Ditto the company's motivations. While endurance and prosperity are naturally long-term aims, at this point for Cleveland Ballet, much like the plot of "Coppelia," it's pretty much all about love. Love for the art form. Love for Northeast Ohio. Love for those who preceded them.
"I am not trying to improve upon the original," said artistic director Gladisa Guadalupe, referring to both the original "Coppelia" and the former Cleveland Ballet, of which she was a member, which closed in 2000.
"The new Cleveland Ballet has a new vision. We're not riding on coattails. We want to establish a new beginning, a new and different repertoire."
Indeed, Guadalupe and crew aren't taking cues from anyone on this, the second large-scale production in their inaugural season. Not even Arthur Saint-Leon, the 19th-century choreographer of "Coppelia," a story ballet nearly as popular as "The Nutcracker" and "Swan Lake."
Not that they're going it alone, either. Their guide, on this occasion, is Ramon Oller, the Spanish choreographer Guadalupe hired after witnessing his blend of modern dance and classical and neo-classical ballet in a fresh version of "Carmen."
"I just couldn't believe it," Guadalupe recalled of that production. "With each person, in terms of choreography, he took the best out of them."
With "Coppelia," Oller and Guadalupe are doing something similar: distilling the ballet's essence. Out of the lengthy original, the two have crafted a swift, 70-minute presentation that shifts focus away from the doll Coppelia (danced by Cleveland native Elena Cvetkovich) onto the human relationships she affects.
In their telling, performed by a 10-member core company and large cast of guests and children, the action hinges on the tension between fantasy and reality. Both Franz (Joffrey Ballet Concert Group member Nicholas Montero) and Dr. Coppelius (Oller) become infatuated with the ideal Coppelia represents, only to come to realize that true love only can be found with Swanilda (Cleveland native Lauren Stenroos).
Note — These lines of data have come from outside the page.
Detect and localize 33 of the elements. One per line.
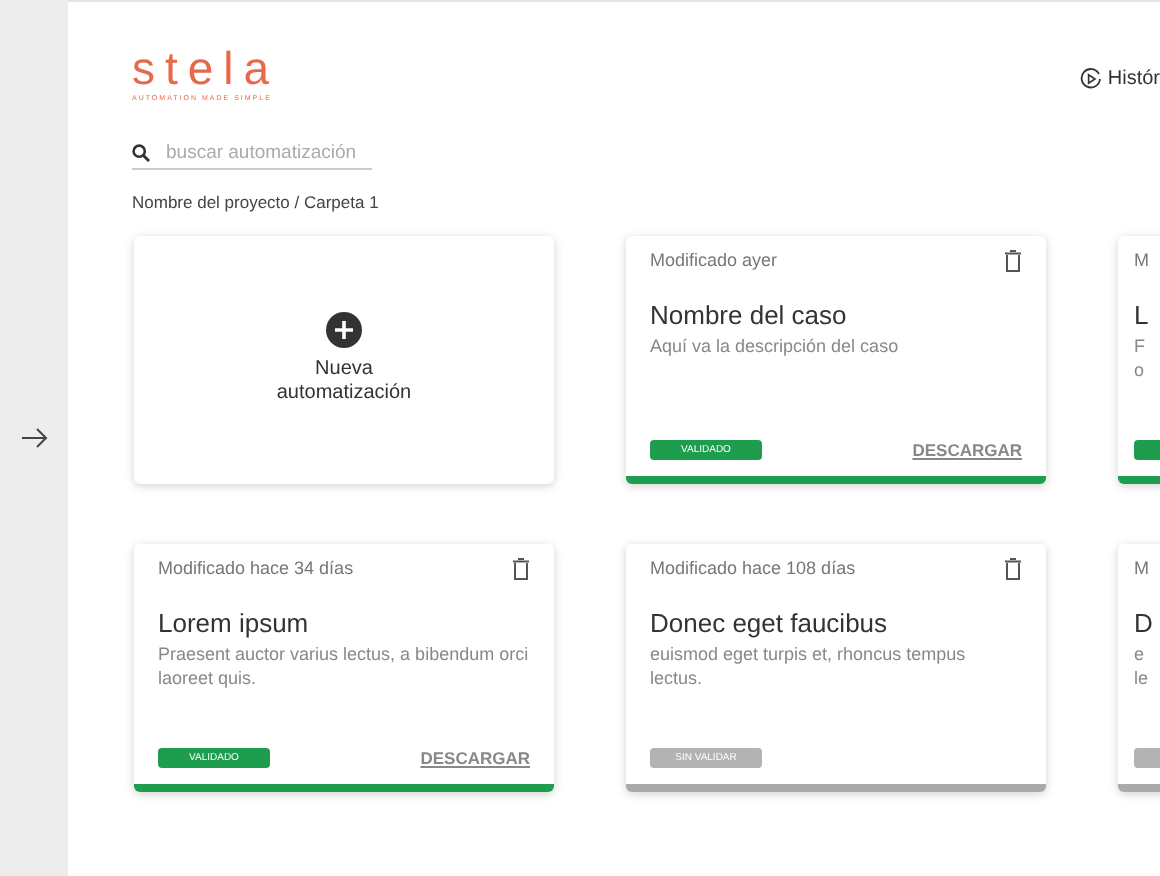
case-title: Donec eget faucibus xyxy=(650,608,890,638)
download-link[interactable]: DESCARGAR xyxy=(420,748,530,768)
case-title: L xyxy=(1134,300,1151,330)
breadcrumb: Nombre del proyecto / Carpeta 1 xyxy=(132,192,381,212)
search-icon xyxy=(132,144,150,162)
modified-date: Modificado ayer xyxy=(650,250,778,270)
plus-circle-icon xyxy=(326,311,362,347)
expand-arrow-icon[interactable] xyxy=(21,428,47,448)
case-title: D xyxy=(1134,608,1155,638)
trash-icon[interactable] xyxy=(1004,557,1022,579)
modified-date: M xyxy=(1134,250,1149,270)
new-automation-label: Nueva automatización xyxy=(276,357,412,405)
case-description-line: le xyxy=(1134,666,1151,690)
case-description-line: o xyxy=(1134,358,1147,382)
logo: stela xyxy=(132,46,280,90)
trash-icon[interactable] xyxy=(512,557,530,579)
case-description: euismod eget turpis et, rhoncus tempus lectus. xyxy=(650,642,968,690)
case-description: Praesent auctor varius lectus, a bibendum orci laoreet quis. xyxy=(158,642,530,690)
download-link[interactable]: DESCARGAR xyxy=(912,440,1022,460)
case-description-line: e xyxy=(1134,642,1147,666)
case-description: Aquí va la descripción del caso xyxy=(650,334,901,358)
play-history-icon xyxy=(1079,68,1102,90)
modified-date: M xyxy=(1134,558,1149,578)
modified-date: Modificado hace 34 días xyxy=(158,558,354,578)
case-description-line: F xyxy=(1134,334,1147,358)
case-card[interactable]: M D e le xyxy=(1118,544,1160,792)
new-automation-card[interactable]: Nueva automatización xyxy=(134,236,554,484)
case-title: Lorem ipsum xyxy=(158,608,311,638)
history-button[interactable]: Histór xyxy=(1079,68,1160,90)
trash-icon[interactable] xyxy=(1004,249,1022,271)
case-card[interactable]: M L F o xyxy=(1118,236,1160,484)
case-title: Nombre del caso xyxy=(650,300,849,330)
modified-date: Modificado hace 108 días xyxy=(650,558,856,578)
The look of the production may stand out from the norm even more boldly. Where traditional versions of "Coppelia," such as those presented by the former Cleveland Ballet, employ lavish set pieces and period costumes, the new Cleveland Ballet's adopts a 1950s aesthetic and relies heavily on the lighting talent of Trad A Burns.
"You're not going to see millions of dollars in sets," Guadalupe said. "The stage has to be filled with artistry and technique. We don't want to compromise ourselves to anyone."
Standards-wise, the new Cleveland Ballet is indeed holding its ground. But the company also is realistic. Live music. A larger corps. Touring. A roomier home. These, to a group unwilling to take on debt, remain aspirations.
Still, they're hardly out of reach. With "Coppelia," Guadalupe said, the new Cleveland Ballet is moving closer to her vision.
As for those other elements, Guadalupe said, "We'll get there. We promise."